Depuis plusieurs mois, la situation en Iran est marquée par un mouvement de contestation populaire d’une ampleur inédite. Dans la prolongation du mouvement « Femmes, Vie, Liberté », une large partie de la population iranienne montre son aspiration à un avenir démocratique et à la fin d’un régime autoritaire dans une démarche pacifique.
Le régime théocratique est régulièrement contesté par des mouvements sociaux et des luttes pour l’égalité entre les femmes et les hommes. Il répond à ces mobilisations par une répression atroce, qui a déjà causé des milliers de morts dans un contexte de restriction massive des communications.
Le peuple iranien vit depuis plus de quatre décennies sous un pouvoir islamiste autoritaire.
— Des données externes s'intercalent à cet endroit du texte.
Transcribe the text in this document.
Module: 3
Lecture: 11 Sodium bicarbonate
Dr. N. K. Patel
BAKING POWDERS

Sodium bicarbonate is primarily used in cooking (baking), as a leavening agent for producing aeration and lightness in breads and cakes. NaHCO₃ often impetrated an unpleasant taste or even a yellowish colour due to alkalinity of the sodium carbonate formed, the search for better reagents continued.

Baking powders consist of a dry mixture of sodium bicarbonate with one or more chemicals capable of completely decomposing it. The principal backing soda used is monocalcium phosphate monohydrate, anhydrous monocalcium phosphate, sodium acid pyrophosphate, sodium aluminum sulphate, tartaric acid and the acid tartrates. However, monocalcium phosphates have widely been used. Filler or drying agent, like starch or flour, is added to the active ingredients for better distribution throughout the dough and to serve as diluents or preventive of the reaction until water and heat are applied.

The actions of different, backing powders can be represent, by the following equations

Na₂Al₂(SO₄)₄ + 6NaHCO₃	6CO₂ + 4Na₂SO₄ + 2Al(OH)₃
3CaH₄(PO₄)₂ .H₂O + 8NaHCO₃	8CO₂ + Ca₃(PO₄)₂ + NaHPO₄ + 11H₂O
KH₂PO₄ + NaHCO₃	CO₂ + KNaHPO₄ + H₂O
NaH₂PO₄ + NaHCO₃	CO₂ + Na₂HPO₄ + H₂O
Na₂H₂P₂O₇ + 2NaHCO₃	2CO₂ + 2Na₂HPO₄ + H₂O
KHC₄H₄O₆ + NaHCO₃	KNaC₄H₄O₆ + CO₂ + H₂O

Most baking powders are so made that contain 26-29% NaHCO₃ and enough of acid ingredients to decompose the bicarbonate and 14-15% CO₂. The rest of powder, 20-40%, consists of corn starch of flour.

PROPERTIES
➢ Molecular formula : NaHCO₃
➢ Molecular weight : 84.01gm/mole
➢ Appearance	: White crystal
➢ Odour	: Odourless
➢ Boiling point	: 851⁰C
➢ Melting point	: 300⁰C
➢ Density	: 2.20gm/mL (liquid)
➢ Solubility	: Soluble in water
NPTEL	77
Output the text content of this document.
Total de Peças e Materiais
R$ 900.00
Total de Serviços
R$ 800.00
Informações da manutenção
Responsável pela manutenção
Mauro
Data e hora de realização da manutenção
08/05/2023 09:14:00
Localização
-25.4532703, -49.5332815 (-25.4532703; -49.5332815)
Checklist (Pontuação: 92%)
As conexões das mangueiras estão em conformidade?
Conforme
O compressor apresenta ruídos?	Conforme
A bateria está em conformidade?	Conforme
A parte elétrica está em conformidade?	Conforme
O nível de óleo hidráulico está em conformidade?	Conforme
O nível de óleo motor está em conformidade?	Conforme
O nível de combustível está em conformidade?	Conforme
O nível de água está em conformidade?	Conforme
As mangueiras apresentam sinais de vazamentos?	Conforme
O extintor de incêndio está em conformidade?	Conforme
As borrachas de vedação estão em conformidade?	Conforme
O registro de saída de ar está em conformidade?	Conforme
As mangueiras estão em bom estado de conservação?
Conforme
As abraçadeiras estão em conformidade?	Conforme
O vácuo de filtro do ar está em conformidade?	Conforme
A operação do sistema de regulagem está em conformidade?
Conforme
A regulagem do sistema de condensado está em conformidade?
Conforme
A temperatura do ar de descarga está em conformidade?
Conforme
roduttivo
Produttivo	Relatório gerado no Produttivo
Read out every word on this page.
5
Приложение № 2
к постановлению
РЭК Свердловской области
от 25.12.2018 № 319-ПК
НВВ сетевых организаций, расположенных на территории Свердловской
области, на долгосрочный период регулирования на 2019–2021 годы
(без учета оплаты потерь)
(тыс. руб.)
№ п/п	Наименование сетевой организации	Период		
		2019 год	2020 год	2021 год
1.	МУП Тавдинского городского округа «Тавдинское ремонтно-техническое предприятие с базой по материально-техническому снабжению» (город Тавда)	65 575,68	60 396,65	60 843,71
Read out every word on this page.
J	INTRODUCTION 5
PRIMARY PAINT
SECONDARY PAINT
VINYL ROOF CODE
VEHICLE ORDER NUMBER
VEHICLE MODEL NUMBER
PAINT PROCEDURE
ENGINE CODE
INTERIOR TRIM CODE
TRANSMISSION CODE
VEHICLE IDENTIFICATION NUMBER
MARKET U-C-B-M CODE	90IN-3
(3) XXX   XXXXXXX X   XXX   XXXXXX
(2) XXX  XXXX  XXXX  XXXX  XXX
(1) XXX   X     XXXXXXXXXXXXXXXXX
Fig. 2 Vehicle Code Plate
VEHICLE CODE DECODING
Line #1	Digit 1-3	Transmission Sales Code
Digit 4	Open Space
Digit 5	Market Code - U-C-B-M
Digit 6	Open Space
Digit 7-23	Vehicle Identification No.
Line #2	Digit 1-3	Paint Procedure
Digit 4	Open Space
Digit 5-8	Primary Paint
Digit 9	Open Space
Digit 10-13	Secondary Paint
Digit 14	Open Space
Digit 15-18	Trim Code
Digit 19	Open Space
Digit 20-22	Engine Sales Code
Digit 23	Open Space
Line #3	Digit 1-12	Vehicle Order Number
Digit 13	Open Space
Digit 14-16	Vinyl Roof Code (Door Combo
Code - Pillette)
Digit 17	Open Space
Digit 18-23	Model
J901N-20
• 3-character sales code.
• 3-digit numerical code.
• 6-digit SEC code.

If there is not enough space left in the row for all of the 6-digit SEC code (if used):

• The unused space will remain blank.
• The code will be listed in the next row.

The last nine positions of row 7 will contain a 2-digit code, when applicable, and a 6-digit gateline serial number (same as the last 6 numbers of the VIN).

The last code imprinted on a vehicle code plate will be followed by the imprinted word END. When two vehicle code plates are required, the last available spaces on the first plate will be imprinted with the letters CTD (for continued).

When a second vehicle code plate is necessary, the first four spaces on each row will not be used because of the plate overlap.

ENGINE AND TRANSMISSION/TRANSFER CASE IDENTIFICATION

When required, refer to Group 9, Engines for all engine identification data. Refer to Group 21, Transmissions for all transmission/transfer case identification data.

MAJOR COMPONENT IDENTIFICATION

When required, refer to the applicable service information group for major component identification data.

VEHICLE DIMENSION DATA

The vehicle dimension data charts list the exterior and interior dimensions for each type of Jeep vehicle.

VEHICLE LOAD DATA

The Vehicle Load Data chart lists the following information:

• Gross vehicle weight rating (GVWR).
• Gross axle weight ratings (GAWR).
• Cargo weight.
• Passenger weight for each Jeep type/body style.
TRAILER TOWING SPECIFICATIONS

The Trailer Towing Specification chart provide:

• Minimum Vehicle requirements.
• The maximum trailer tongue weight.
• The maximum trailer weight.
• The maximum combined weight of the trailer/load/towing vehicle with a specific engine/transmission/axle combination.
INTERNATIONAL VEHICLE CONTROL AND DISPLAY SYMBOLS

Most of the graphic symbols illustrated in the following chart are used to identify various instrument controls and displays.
Il lui revient aujourd’hui de pouvoir décider librement et souverainement de son avenir politique. Le cadre multilatéral de l’ONU est le seul à même de faire cesser les massacres, respecter les droits humains et le droit international.
Nous devons rester attentifs à la situation en Iran et soutenir les aspirations légitimes du peuple iranien à la liberté et à la justice. La solidarité exprimée au Sénat s’inscrit dans cette démarche de respect universel des droits humains. Notre engagement en faveur de la démocratie et du respect des droits fondamentaux doit demeurer ferme et sans équivoque.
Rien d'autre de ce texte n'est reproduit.